Après avoir été déclaré vainqueur de la présidentielle du 26 décembre 2025 avec une majorité écrasante de 77,90 % des voix, le président sortant de la République centrafricaine, Faustin-Archange Touadéra, a été officiellement investi pour un troisième mandat ce lundi 30 mars 2026. La cérémonie d’investiture, qui s’est déroulée au complexe sportif Barthélémy Boganda, a réuni des milliers de citoyens, des membres du gouvernement, des dignitaires internationaux et des représentants de la société civile, venus assister à ce moment historique du pays.
Dès le matin, le stade a été pris d’assaut par une foule enthousiaste, brandissant des drapeaux et scandant le nom du président. Cette cérémonie, qui a débuté par un moment de prière pour la paix et le développement du pays, a marqué le début du troisième mandat de Faustin-Archange Touadéra à la tête du pays.Marquant l’avènement de la Septième République, cette cérémonie inaugurale constitue une étape majeure pour la consolidation de la démocratie en République centrafricaine.
Dans son discours inaugural, le président Touadéra a souligné les priorités de son nouveau mandat, qui mettent en avant la consolidation de la sécurité, le renforcement des infrastructures et la promotion de l’éducation et de la santé dans le pays :« Notre mission est de construire une Centrafrique stable, prospère et unie. Nous avons fait des progrès, mais le chemin reste long, et nous le parcourrons ensemble », a déclaré le président devant la foule.

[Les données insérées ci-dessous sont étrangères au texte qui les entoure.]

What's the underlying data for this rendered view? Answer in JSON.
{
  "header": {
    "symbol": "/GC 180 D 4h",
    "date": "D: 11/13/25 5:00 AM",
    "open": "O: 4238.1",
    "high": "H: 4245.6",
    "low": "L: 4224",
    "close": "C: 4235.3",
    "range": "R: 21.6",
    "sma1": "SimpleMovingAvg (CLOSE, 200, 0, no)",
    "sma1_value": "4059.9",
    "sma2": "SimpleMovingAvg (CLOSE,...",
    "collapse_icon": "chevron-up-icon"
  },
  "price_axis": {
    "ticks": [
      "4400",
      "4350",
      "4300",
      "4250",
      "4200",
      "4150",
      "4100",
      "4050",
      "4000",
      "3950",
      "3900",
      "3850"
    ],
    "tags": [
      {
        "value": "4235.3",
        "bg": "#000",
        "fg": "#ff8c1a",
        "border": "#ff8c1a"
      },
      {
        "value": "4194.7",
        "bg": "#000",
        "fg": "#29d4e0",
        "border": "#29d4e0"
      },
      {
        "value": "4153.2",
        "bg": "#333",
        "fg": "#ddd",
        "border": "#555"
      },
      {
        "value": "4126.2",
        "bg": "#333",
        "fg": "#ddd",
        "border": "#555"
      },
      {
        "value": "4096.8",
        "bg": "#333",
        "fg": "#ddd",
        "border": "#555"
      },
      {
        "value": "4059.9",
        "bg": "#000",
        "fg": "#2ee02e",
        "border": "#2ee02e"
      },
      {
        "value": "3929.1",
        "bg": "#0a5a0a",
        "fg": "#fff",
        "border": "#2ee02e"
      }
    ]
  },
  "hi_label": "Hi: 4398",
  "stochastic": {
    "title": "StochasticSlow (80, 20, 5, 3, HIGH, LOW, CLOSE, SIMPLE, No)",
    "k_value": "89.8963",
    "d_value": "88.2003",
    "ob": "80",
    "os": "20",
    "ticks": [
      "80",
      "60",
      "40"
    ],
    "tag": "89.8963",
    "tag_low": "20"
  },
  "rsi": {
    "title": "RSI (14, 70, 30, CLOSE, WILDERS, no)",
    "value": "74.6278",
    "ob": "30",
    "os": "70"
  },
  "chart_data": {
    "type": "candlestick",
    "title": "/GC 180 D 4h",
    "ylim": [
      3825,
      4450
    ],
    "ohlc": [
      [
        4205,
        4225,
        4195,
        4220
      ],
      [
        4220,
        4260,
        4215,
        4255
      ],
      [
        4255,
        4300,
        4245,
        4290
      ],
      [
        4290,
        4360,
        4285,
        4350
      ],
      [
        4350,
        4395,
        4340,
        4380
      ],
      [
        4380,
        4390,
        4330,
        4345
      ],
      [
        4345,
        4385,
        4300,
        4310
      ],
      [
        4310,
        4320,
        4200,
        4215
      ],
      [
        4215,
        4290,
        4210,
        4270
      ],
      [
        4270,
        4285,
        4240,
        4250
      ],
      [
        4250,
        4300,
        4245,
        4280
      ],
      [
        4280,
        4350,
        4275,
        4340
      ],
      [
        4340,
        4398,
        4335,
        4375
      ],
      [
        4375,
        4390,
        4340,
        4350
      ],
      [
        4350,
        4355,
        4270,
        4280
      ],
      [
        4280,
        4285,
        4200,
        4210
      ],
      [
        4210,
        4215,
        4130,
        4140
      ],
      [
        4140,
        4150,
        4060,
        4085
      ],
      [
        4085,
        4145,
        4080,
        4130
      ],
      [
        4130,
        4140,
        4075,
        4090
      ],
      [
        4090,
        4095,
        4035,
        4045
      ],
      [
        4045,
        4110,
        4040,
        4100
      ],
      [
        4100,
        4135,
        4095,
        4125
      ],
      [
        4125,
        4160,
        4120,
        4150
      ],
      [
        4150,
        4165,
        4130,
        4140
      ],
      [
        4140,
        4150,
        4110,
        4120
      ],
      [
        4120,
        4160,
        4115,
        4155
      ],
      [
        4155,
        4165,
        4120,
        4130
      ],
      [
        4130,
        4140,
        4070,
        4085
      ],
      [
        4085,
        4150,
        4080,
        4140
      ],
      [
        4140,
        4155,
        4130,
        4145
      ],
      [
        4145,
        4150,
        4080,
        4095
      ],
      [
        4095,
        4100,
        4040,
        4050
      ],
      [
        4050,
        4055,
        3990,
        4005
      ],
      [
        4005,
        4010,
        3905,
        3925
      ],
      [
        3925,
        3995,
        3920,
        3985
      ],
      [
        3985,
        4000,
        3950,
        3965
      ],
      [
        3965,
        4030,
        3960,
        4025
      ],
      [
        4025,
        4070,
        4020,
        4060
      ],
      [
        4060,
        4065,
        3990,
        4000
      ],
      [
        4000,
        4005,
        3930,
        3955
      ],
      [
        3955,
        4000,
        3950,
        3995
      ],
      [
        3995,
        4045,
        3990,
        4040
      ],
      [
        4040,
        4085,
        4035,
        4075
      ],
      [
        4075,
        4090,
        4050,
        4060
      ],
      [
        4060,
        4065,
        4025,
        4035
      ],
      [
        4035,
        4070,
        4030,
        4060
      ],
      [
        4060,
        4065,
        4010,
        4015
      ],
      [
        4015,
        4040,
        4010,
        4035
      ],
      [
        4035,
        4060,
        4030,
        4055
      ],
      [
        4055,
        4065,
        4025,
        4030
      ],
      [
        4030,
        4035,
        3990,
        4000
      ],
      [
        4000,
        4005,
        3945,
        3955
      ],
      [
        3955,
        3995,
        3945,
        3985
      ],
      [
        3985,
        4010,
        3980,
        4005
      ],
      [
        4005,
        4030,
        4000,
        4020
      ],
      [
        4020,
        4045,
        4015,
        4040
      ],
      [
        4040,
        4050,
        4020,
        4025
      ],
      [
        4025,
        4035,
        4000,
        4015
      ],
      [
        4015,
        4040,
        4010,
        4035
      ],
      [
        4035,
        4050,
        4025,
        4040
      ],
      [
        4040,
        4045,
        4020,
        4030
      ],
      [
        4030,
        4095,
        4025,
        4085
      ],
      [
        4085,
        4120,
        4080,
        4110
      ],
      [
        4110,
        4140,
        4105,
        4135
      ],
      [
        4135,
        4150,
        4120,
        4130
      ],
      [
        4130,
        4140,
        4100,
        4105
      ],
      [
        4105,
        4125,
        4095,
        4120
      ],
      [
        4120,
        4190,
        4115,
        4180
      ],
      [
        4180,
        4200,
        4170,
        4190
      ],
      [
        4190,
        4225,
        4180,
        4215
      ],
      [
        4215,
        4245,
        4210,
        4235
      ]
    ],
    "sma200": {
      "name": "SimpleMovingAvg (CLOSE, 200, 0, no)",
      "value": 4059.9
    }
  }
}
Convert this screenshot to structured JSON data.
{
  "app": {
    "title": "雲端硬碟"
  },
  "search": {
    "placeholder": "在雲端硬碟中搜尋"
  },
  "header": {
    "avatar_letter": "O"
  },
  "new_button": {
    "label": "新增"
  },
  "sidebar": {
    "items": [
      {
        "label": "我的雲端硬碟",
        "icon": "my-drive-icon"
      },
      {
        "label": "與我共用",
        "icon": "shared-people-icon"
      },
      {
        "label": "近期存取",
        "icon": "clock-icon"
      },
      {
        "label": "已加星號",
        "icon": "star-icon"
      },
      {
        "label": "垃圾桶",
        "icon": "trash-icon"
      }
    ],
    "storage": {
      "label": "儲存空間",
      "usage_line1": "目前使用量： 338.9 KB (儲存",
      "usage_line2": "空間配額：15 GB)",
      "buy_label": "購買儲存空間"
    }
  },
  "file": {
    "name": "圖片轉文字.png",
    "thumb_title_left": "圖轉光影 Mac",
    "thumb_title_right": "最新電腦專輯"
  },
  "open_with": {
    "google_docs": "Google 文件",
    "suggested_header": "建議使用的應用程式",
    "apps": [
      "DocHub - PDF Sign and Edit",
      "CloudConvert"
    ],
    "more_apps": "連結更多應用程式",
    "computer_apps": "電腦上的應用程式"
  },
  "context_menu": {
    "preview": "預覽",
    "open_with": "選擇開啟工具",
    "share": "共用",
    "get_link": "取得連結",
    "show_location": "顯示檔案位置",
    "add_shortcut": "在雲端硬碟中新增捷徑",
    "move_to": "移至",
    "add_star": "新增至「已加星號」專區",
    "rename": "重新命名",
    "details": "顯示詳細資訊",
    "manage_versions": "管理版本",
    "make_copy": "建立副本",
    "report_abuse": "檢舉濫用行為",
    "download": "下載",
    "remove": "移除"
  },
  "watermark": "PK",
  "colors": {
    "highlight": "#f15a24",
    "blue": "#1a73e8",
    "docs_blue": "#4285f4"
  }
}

Il rappelle ici aux Centrafricains que l’avènement de la Septième République vise à favoriser le développement de la nation, notamment en renforçant la lutte contre la corruption en Centrafrique :« Je redis avec sincérité et gravité : la Septième République ne sera pas ouverte aux corrompus, à tous ceux qui pensent que la responsabilité publique et les autres positions politiques sont des opportunités d’enrichissement et de projet personnel au détriment de la population. La Septième République mettra un accent particulier sur la valeur du travail. Le devoir est individuel et collectif, le mérite comme condition d’épanouissement personnel et collectif. Durant ce mandat, je veillerai à ce que l’administration publique montre progressivement un visage nouveau : moins de lenteur, moins d’arbitraire, moins d’humiliation pour les citoyens », a-t-il ajouté.
Alors que Faustin-Archange Touadéra entame ce troisième mandat, la Centrafrique se tient à la croisée des chemins : entre espoirs de stabilité, défis sociaux et sécuritaires, et nécessité de renforcer la démocratie, les prochains sept ans seront déterminants pour l’avenir du pays et la confiance de ses citoyens.